Their plan analysis tool not only allows you to define your service parts strategy (fill rates, inventory/investment caps, number of echelons to consider simultaneously in stock planning, etc.) and run an analysis on that strategy (to determine total cost and inventory distribution), and not only allows you to compare one strategy against another (how much do I save by sacrificing 1% of fill rate? how does inventory distribution change? etc.), but also allows you to define a rules-based sanity check that can be run against every model and the resulting inventory solution. For example, if the inventory levels change by more than 20%, the overall investment changes by more than 10%, shortages or excesses at any location exceed pre-defined maximums, etc., the product will immediately warn you that the new model might not be an acceptable replacement over the current one. Also, each of these rules can be defined by location, SKU (or family), or segment (or lane), which gives you a lot of flexibility in your analysis and sanity checks. (Other checks can include replacement rate, forecasting model [parameters], export mode, horizon, manual overrides, time factors, intermittence, thresholds, and other relevant measures tracked and/or computed by the platform.) Furthermore, they’ve also added the ability to generate plans by Average Customer Wait Times, which is becoming important in aerospace and defense, oil and gas, and other sectors where you have equipment that can’t be unavailable for more than a very short amount of time and service (availability) levels aren’t good enough.
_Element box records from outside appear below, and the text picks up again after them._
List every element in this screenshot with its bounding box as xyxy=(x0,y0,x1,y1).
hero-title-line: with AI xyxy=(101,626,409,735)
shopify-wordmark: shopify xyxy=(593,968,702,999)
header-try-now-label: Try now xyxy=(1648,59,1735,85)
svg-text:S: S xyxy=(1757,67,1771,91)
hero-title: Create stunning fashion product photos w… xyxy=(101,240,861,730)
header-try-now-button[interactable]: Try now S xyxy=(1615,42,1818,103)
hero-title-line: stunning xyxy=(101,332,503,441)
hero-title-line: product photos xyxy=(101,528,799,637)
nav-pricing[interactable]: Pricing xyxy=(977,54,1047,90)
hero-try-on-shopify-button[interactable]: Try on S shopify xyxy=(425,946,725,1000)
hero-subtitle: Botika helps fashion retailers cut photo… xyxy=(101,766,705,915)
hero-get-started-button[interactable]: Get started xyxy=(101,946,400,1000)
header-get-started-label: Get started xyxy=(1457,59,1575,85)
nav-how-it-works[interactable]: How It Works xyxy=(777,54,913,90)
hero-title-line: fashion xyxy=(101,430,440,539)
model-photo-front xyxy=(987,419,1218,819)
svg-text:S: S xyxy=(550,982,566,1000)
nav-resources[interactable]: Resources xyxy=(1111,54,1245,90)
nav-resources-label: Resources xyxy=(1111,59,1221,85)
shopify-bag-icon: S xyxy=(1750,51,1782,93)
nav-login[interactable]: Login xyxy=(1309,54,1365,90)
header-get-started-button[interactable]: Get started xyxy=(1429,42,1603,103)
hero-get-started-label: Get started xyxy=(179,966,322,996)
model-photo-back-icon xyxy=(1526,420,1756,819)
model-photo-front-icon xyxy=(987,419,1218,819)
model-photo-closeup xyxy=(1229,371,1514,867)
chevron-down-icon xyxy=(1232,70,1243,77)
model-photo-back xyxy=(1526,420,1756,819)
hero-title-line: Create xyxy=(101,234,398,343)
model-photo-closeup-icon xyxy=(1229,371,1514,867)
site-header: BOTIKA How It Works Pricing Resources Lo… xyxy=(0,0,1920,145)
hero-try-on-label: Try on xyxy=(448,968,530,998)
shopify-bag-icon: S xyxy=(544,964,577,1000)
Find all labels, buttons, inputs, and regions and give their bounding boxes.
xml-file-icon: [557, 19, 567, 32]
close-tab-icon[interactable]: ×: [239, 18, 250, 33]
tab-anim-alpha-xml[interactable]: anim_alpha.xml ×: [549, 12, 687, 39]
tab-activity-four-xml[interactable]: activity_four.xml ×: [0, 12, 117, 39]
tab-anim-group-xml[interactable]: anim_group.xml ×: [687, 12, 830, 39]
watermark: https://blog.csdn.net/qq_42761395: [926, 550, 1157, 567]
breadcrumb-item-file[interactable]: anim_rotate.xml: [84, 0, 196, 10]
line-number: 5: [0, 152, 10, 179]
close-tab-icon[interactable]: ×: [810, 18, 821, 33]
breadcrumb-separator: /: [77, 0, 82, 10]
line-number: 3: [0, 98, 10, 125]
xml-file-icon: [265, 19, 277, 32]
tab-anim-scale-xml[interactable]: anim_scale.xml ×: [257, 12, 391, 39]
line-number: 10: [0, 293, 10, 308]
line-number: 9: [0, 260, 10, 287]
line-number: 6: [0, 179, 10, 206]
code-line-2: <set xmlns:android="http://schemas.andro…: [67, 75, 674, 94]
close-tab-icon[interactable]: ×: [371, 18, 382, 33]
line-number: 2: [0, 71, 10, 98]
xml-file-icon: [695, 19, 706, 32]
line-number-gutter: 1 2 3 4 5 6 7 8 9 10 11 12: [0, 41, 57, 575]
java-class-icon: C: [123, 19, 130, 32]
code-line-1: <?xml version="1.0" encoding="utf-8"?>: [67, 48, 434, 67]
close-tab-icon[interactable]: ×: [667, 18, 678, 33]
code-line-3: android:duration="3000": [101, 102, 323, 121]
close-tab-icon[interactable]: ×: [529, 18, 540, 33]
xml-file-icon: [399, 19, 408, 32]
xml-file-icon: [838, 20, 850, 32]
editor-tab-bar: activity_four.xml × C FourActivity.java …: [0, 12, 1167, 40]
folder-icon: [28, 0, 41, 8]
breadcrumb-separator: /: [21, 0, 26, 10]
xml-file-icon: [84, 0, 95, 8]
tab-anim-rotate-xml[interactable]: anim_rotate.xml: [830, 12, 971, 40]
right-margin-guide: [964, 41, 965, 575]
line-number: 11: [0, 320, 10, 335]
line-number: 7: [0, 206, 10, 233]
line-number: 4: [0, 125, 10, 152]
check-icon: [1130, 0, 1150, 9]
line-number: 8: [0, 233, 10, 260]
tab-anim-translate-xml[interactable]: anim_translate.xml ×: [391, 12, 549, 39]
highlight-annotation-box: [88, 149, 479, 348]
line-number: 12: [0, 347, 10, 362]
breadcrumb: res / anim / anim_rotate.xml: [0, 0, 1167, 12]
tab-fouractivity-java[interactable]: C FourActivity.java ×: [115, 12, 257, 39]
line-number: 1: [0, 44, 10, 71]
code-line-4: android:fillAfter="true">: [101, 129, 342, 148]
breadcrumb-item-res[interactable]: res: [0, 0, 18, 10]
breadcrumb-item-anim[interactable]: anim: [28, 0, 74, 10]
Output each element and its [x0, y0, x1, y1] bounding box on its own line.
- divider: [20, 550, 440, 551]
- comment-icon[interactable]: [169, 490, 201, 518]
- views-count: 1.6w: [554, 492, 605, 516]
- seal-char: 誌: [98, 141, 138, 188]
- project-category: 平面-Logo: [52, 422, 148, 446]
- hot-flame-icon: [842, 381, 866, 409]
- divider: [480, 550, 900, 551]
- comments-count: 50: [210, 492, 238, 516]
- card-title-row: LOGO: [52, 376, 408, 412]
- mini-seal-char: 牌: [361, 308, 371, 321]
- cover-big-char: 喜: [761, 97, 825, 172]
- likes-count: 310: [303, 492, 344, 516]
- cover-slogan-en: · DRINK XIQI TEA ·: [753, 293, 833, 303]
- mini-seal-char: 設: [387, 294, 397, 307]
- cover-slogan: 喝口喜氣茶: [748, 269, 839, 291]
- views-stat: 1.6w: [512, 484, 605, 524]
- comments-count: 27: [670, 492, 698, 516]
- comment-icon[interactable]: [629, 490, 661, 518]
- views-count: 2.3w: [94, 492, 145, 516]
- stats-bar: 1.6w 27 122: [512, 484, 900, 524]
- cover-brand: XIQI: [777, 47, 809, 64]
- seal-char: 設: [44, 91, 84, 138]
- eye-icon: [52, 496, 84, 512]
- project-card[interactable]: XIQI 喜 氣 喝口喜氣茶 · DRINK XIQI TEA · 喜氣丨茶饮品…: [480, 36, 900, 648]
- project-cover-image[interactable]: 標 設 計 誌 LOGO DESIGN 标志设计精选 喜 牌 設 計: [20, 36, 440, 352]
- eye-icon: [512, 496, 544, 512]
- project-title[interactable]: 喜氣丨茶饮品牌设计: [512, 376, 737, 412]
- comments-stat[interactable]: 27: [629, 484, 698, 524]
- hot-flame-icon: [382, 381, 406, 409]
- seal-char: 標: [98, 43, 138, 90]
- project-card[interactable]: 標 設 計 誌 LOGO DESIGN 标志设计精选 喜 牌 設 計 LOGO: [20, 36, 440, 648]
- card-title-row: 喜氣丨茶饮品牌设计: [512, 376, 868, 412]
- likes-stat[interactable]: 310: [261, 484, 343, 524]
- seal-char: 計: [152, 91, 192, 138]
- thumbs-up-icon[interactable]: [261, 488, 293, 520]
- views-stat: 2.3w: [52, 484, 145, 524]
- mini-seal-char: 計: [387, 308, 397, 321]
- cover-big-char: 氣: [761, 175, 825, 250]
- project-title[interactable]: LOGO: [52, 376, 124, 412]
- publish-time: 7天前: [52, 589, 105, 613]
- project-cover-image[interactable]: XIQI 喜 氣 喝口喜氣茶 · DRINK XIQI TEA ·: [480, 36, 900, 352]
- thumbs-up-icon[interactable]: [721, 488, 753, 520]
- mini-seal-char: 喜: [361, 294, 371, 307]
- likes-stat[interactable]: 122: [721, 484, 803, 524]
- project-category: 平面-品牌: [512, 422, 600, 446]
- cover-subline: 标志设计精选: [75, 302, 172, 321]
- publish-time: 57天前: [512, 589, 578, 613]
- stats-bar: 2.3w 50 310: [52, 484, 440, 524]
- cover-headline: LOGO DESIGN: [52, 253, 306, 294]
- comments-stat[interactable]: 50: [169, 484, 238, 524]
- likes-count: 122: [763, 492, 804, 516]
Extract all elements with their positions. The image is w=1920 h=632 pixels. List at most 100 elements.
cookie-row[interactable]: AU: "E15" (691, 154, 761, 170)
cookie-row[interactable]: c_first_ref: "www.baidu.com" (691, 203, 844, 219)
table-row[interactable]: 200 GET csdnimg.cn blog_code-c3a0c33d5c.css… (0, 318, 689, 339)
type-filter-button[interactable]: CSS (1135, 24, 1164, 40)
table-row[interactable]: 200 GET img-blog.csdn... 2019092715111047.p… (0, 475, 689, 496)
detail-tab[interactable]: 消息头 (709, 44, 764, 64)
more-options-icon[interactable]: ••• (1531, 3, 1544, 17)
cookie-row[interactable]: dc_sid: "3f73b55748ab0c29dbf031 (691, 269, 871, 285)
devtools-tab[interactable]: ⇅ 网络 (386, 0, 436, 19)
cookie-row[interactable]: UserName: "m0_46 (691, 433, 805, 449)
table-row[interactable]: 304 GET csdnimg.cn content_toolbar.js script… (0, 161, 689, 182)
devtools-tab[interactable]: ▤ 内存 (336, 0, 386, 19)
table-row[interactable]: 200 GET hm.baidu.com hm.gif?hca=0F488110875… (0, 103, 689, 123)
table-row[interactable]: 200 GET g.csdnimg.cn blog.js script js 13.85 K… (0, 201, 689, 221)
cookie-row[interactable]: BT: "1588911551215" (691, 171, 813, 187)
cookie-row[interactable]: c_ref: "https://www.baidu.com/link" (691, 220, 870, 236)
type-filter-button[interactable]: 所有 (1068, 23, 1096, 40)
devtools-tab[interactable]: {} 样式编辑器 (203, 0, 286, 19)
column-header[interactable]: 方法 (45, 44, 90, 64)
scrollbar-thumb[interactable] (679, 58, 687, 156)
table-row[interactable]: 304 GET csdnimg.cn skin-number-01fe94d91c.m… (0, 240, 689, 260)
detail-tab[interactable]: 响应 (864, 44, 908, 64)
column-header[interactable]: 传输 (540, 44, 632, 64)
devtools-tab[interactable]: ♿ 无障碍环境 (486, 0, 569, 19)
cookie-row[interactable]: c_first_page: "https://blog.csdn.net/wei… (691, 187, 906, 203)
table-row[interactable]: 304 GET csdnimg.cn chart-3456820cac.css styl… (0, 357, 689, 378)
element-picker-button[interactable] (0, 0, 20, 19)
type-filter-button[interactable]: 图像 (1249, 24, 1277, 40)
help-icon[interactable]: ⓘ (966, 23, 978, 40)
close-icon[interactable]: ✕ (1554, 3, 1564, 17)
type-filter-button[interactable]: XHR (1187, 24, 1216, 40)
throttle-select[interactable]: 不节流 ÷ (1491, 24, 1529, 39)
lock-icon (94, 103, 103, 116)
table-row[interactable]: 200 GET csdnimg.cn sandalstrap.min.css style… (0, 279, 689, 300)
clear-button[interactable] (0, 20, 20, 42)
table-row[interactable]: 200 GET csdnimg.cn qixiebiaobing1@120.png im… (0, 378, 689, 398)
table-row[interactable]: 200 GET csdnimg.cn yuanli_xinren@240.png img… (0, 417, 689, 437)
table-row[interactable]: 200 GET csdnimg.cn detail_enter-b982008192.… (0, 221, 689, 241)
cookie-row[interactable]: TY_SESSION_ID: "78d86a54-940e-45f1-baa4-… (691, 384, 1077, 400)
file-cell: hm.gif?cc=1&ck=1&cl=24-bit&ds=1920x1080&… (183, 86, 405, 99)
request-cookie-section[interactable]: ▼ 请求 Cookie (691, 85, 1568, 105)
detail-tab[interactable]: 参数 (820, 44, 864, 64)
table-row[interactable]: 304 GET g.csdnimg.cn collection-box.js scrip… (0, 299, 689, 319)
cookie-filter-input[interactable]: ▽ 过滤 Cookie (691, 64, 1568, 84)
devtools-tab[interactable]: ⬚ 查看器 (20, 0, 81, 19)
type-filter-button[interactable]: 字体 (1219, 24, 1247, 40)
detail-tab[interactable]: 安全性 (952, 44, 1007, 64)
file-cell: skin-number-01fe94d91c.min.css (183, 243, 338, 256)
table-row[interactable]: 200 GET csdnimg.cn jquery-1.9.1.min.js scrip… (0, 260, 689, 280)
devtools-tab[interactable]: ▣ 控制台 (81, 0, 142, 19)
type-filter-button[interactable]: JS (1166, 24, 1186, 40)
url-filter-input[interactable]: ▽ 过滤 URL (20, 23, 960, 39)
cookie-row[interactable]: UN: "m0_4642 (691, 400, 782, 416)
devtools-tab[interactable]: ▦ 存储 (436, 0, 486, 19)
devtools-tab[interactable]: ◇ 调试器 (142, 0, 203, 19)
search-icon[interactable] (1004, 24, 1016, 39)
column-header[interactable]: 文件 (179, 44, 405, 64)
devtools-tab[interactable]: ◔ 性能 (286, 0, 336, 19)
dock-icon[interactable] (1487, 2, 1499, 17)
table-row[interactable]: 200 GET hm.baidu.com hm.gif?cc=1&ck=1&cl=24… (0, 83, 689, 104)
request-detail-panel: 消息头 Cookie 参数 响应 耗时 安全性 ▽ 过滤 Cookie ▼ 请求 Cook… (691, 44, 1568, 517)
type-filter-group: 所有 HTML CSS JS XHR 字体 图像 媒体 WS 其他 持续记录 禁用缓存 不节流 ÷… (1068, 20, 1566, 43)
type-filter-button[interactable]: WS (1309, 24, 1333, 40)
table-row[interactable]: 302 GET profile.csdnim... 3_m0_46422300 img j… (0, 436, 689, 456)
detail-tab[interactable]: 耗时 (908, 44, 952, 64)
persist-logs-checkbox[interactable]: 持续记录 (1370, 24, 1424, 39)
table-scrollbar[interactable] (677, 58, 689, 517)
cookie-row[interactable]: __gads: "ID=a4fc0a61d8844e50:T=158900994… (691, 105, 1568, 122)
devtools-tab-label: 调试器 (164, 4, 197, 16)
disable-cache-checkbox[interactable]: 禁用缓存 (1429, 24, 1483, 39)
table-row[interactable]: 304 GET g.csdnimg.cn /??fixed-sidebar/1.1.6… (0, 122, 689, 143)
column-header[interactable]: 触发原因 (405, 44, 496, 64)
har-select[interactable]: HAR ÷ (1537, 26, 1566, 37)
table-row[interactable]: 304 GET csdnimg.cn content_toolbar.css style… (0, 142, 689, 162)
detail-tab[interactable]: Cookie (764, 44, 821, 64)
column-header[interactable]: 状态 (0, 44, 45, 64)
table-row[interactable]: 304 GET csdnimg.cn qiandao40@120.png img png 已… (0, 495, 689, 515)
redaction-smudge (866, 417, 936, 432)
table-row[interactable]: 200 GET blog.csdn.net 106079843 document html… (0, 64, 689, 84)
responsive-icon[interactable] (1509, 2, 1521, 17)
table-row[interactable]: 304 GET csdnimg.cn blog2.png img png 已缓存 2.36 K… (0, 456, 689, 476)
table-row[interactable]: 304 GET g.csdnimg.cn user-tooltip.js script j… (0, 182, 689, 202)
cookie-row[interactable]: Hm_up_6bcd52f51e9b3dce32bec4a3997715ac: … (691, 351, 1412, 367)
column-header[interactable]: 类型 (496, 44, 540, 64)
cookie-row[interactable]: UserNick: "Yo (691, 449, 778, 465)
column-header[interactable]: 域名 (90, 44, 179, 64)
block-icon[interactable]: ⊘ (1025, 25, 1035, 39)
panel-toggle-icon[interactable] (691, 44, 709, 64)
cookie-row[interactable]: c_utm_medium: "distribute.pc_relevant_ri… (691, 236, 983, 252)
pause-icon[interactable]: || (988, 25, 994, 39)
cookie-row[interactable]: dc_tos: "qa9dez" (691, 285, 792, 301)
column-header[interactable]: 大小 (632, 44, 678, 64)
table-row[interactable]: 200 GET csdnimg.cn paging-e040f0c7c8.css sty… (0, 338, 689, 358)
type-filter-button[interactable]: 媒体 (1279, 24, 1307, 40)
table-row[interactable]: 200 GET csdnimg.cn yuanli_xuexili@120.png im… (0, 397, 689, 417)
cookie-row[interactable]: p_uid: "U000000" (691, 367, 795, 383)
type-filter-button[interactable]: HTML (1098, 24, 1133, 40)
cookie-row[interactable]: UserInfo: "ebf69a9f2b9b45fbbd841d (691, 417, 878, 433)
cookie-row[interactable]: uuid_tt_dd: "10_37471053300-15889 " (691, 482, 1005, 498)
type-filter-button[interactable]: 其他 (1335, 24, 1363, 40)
While we’re talking analysis, they’ve also added a new multi-period budget report which is a system generated report that is very useful as it not only calculates total forecast, condemnation forecast, repair forecast, overall metrics, TSL, average inventory position, scheduled demand, new buy, and cost across your entire operation to anywhere between 12 and 36 months in the future, but does so using a successive series of automated optimizations where the output of one period is used as the input to the next. It will take anywhere from a few minutes to a few hours to run, but it clearly allows you to see the long term effects of any change to your aftermarket service (parts) strategy.

In the next post, we’ll talk about their new performance management solution.

* Yes, I’ll admit that I’m not your average user but I have to applaud them for acknowledging their expertise is not in the creation of report builders, that no set of canned reports, no matter how extensive, will please everyone, and that the right thing to do is expose the schema and let power users do what they want — which isn’t dangerous when you also give them the ability to make as many copies (partial or full) of the database as they want and to mess around with the copies, and not the production data.